Medigap Changes: Restrictions on Medigap Plans

The bill finally passed in Congress in 2015 (H.R.2) introduced Medigap changes by putting restrictions on Medigap plans from covering the Part B deductible for new beneficiaries beginning in 2020, and requiring those beneficiaries to pay it directly.

Almost quarter of 12 million Medicare beneficiaries supplement their Original Medicare by enrolling in one of Medicare Supplement Plans. Medicare Supplement Plans (Medigap Plans) are sold by private insurance companies who are licensed in your state. The prime purpose of Medicare Supplement Insurance is to fill the gaps in Part A and Part B of Original Medicare. They provide protection against the future (catastrophic) losses for Original Medicare out-of-pocket expenses such as:

  • Deductibles
  • Copayments/ coinsurances
  • Excess charges

There are 10 Standardized Medicare Supplement Plans, each plan has a designated letter (Plan A, Plan B, etc.). There is a basic Plan A and other more comprehensive plans having basic and extra benefits. Two Medigap plans, Plan C and Plan F, cover the annual Part B deductible.
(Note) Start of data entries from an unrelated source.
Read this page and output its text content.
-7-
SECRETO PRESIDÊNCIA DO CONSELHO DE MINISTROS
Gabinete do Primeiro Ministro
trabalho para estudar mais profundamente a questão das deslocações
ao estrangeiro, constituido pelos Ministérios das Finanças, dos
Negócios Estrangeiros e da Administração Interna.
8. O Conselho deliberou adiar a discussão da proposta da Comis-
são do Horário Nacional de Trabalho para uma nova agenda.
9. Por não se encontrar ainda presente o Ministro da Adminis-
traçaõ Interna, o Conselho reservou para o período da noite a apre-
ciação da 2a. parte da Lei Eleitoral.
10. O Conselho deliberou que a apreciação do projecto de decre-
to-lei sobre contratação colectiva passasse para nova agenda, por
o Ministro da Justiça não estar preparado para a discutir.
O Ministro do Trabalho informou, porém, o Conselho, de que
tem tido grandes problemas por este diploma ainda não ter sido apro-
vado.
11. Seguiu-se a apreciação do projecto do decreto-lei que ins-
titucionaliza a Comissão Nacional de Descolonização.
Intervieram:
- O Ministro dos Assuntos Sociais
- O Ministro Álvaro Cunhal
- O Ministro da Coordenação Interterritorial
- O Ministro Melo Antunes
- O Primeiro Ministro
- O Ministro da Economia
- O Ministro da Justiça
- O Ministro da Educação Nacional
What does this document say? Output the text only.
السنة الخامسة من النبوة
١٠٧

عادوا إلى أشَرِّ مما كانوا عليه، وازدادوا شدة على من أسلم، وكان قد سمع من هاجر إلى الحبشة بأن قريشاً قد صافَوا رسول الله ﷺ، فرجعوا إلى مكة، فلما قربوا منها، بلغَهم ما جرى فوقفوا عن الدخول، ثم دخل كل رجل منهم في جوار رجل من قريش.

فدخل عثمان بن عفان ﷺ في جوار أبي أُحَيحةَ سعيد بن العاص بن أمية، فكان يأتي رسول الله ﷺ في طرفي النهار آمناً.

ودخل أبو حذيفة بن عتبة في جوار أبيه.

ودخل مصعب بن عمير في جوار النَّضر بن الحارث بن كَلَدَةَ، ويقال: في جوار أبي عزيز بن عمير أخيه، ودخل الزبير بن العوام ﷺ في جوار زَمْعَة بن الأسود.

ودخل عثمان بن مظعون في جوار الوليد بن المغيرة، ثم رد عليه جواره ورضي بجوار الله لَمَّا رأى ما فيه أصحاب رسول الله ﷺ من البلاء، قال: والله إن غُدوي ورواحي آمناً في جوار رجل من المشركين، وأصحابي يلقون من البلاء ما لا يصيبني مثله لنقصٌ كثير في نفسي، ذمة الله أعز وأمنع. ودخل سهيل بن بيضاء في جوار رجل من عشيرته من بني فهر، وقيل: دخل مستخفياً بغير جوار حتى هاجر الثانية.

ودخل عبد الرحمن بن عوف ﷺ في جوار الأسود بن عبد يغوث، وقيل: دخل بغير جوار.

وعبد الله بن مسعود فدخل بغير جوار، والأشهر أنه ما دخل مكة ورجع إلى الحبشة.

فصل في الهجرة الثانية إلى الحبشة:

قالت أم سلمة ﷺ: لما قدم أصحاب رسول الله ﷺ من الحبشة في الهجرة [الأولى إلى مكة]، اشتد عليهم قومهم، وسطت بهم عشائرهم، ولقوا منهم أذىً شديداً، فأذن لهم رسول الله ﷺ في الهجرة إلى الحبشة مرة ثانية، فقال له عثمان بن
Medigap Changes: Restrictions on Medigap Plans with Part B deductible

H.R.2 changes this by prohibiting Medigap policies from covering the Part B deductible for new beneficiaries beginning in 2020, and requiring those beneficiaries to pay it directly.

Restrictions on Medigap plans means that effective January 1, 2020, any newly eligible Medicare beneficiary will not be able to buy Medigap plans C or F with Part B deductible coverage. They also won’t be able to purchase plans C or F as part of a guaranteed issue right. Instead, they can choose Medigap Plan D or Medigap Plan G that doesn’t cover the Part B deductible.

In other words:

  • Before January 1, 2020
    • You can buy Medigap plans C and F plus other available plans. This extends to Guaranteed Issue Rights.
  • After January 1, 2020
    • You cannot buy Medigap plans C and F, but only Medigap plans D and G (that do not cover Part B deductible) plus other available plans. This extends to Guaranteed Issue Rights.

People who are enrolled in Medicare before January 1, 2020 will still be able to purchase plans C and F with that first dollar benefit, and will be able to purchase C or F as part of their guaranteed issue right.

Medigap Changes: Rationale

The change is based on the belief that if beneficiaries have to pay upfront and out-of-pocket for the first services they receive in a year, they would be less likely to get medically unnecessary care and thus save Medicare money.